Efeito marginal – Em relação ao IOF, a avaliação dos especialistas é que as medidas adotadas pelo governo federal somente aprofundaram, ainda que de maneira suave, a desvalorização iminente do real. De forma alguma, portanto, as ações do Ministério da Fazenda e do BC teriam sido preponderantes, como se vangloria a equipe econômica. “Moedas de países que possuem controle de capital para tentar restringir a perda de competitividade acabam se depreciando mais quando o dólar sobe. E esse é, coincidentemente, o caso do Brasil também o da Suíça”, afirma o economista da Moody’s Analytics, Alfredo Coutiño.

Outro fator que prejudica o real num cenário como o atual guarda relação com o perfil da balança comercial brasileira, bastante concentrada em commodities. Diante do peso significativo das exportações de matérias-primas, o real acaba oscilando ao sabor desse mercado. Com commodities em alta e economias mundiais aquecidas, o Brasil vende mais e, em troca, recebe mais dólares. Com a clara redução do crescimento global (e dos Estados Unidos), conforme ficou evidente nas novas estimativas do FMI divulgadas nesta terça-feira, a tendência hoje é que, desde já, o fluxo da moeda americana em direção ao país perca força.

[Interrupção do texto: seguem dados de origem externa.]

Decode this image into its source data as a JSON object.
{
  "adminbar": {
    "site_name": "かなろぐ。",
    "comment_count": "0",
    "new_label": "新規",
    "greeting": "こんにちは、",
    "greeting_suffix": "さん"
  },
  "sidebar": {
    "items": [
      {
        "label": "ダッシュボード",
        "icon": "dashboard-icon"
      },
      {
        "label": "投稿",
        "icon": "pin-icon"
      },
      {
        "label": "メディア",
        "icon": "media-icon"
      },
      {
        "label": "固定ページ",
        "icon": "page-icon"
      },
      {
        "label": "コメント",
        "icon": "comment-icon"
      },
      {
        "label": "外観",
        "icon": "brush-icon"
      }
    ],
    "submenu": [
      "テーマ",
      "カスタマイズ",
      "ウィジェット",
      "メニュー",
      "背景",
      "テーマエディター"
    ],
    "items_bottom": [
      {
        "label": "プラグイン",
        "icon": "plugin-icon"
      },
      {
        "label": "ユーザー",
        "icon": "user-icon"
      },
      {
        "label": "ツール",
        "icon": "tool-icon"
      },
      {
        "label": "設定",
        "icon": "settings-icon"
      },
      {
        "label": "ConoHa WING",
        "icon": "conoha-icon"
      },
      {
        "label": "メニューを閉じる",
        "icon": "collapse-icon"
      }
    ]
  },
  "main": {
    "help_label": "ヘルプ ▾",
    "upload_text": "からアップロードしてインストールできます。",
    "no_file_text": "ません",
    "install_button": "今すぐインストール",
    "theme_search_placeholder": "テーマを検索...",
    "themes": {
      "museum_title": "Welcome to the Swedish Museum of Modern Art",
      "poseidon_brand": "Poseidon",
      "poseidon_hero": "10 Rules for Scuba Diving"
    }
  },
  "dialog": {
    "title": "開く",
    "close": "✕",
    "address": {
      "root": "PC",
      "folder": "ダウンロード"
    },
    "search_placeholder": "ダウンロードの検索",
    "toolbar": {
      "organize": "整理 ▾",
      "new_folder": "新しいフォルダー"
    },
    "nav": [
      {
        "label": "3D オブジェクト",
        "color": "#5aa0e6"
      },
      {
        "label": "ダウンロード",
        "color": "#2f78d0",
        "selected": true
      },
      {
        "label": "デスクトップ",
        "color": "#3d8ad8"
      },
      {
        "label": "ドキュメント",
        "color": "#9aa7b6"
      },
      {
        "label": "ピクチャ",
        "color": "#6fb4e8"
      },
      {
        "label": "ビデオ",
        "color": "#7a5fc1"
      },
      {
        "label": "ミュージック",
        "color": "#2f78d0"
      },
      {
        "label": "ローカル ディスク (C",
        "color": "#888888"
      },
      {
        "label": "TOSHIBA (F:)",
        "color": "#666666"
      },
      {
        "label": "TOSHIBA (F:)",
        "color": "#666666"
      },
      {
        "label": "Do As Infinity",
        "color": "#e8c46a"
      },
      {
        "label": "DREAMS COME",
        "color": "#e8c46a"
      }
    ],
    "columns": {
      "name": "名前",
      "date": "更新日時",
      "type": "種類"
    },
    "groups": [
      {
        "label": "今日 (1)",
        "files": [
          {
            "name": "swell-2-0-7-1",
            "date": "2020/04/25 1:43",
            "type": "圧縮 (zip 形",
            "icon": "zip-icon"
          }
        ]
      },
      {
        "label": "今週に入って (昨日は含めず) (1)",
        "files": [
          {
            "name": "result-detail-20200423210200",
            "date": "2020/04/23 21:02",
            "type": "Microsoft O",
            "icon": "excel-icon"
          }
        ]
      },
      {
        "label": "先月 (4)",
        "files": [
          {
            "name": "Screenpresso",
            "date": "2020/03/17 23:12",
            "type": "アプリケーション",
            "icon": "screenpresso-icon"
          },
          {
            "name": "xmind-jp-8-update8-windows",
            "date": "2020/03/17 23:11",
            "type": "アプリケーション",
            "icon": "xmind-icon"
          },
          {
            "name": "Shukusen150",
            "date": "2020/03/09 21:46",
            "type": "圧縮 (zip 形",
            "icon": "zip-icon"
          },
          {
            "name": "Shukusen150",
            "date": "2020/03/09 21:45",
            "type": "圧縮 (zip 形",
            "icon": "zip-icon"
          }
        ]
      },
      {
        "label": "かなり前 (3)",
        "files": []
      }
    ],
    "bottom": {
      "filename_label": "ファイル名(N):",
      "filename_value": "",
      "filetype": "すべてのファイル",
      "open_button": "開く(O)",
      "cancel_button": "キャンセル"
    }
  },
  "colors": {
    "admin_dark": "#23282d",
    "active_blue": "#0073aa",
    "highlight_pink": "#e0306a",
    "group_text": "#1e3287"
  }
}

A nova estratégia do Fed – Entre 2010 e o primeiro semestre de 2011, outro fator que pressionou o dólar para baixo foi a política de afrouxamento quantitativo aplicada pelo Federal Reserve (Fed), o Banco Central dos Estados Unidos, como alternativa para injetar liquidez no mercado americano. Ela consistia na compra antecipada de títulos do Tesouro americano em troca de bilhões de dólares que eram despejados nos bancos do país. Tal movimento deveria ter aquecido a economia, caso os americanos estivessem dispostos a tomar crédito nas instituições financeiras – fato que não ocorreu.

Agora, a autoridade monetária americana prevê outro caminho que não envolve a injeção de dólares no mercado. Trata-se do “twist”, que consiste na troca de títulos de curto prazo da dívida americana por papéis de longo prazo. Com isso, a demanda por esses ativos aumenta e os juros de longo prazo no país tendem a diminuir. O objetivo é que a medida estimule os investimentos de longo prazo nos Estados Unidos.

Por não envolver aumento de liquidez no mercado, alguns economistas cogitam que tal medida poderia dar novo impulso à valorização do dólar. No entanto, ao que tudo indica, a medida terá pouco efeito – até menos do que o afrouxamento quantitativo. “Não terá um impacto sobre o câmbio, mas sim sobre os juros, mostrando aos investidores que eles conseguirão melhores taxas para investir no país”, afirma o economista-sênior do banco Santander Cristiano Souza. Se o “twist” não garantirá a subida do dólar, a situação europeia – ainda incerta e desafiadora – pode continuar provocando uma apreciação da moeda americana. Segundo Souza, o banco Santander está revisando suas perspectivas e já projeta a moeda a um valor de 1,90 real em 2012.